On 08/01/14 19:53, Tim Harsch wrote:
Hi,
I'm trying to write a transformer on a spatial property function. For example:
The following algbra
(propfunc <http://jena.apache.org/spatial#withinBox>
?s (37.6315270872214 -122.52347356152336 37.81401629628255
-122.35095387768547)
(table unit)
)
Comes in to:
public Op transform(OpPropFunc opPropFunc, Op subOp)
as
(propfunc <http://jena.apache.org/spatial#withinBox>
?s (37.6315270872214 -122.52347356152336 37.81401629628255
-122.35095387768547)
(table unit)
)
for opPropFunc
and
(table unit)
for subOp
I don't really understand why some transforms have a subOp and some don't
It's not specific to property functions. They appear all over the place
but are often trimmed as the last step of algebra generation and it's
called "simplifcation" in the spec.
The original query was something like:
{ ?s spatial:withinBox
( 37.6315270872214 -122.52347356152336
37.81401629628255 -122.35095387768547 )
... more ...
}
A propfunc is a function to be called on the output of graph pattern
matching i.e. an iterator over some earlier results in the query.
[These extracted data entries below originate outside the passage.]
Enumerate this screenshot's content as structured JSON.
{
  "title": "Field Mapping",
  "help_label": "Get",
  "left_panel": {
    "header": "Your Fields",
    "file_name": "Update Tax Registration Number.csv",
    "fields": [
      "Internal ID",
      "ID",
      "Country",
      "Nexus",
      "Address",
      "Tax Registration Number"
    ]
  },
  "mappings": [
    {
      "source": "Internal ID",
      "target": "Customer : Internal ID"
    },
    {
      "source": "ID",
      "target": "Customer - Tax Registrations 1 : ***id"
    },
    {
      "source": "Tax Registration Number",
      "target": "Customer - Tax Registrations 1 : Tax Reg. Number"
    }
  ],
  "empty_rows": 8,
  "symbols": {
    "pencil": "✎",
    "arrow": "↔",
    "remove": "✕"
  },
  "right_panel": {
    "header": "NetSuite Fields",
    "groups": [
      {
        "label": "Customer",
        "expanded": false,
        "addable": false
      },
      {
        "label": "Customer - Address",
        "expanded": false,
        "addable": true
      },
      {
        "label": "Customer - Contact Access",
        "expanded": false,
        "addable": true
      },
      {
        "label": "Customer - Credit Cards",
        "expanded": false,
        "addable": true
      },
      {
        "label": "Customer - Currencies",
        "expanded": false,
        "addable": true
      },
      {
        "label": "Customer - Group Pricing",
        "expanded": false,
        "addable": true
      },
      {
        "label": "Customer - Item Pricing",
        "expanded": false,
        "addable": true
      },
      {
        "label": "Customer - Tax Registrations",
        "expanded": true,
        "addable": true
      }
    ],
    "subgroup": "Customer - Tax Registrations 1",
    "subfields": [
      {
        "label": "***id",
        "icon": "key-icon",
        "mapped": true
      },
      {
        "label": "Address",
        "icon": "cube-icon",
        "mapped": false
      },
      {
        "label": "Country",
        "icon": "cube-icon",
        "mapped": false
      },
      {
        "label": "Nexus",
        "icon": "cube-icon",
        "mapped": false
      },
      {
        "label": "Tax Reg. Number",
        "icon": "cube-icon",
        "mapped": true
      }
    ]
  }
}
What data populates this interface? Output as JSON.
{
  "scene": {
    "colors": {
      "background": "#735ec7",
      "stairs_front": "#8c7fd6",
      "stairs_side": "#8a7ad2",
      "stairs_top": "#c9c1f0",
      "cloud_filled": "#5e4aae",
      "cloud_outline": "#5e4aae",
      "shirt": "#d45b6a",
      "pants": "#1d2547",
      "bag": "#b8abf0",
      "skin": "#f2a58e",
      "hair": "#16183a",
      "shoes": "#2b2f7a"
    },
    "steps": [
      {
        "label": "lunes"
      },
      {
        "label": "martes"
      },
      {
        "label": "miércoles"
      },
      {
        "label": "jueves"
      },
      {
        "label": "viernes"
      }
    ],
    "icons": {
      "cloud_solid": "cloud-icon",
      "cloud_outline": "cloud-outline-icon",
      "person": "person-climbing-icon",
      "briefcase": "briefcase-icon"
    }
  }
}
There is always a graph pattern.
When you have { ... }, the SPARQL spec says to start with the empty
pattern. Sometimes, it can't be removed as it's necessary. The empty
graph pattern - a BGP of zero triple patterns - appears when no pattern.
{ FILTER(true) }
becomes
(filter true
(table unit))
{ OPTIONAL { ?s ?p ?o } }
becomes
(leftjoin
(table unit)
(bgp (triple ?s ?p ?o)))
It evaluates to a table of one row and no columns. So there is a table
of one row and no columns. That is the join identity in SPARQL.
(table unit)
forall X . I join X = X
so removal is possible when it leaves a pattern behind otherwise it remains.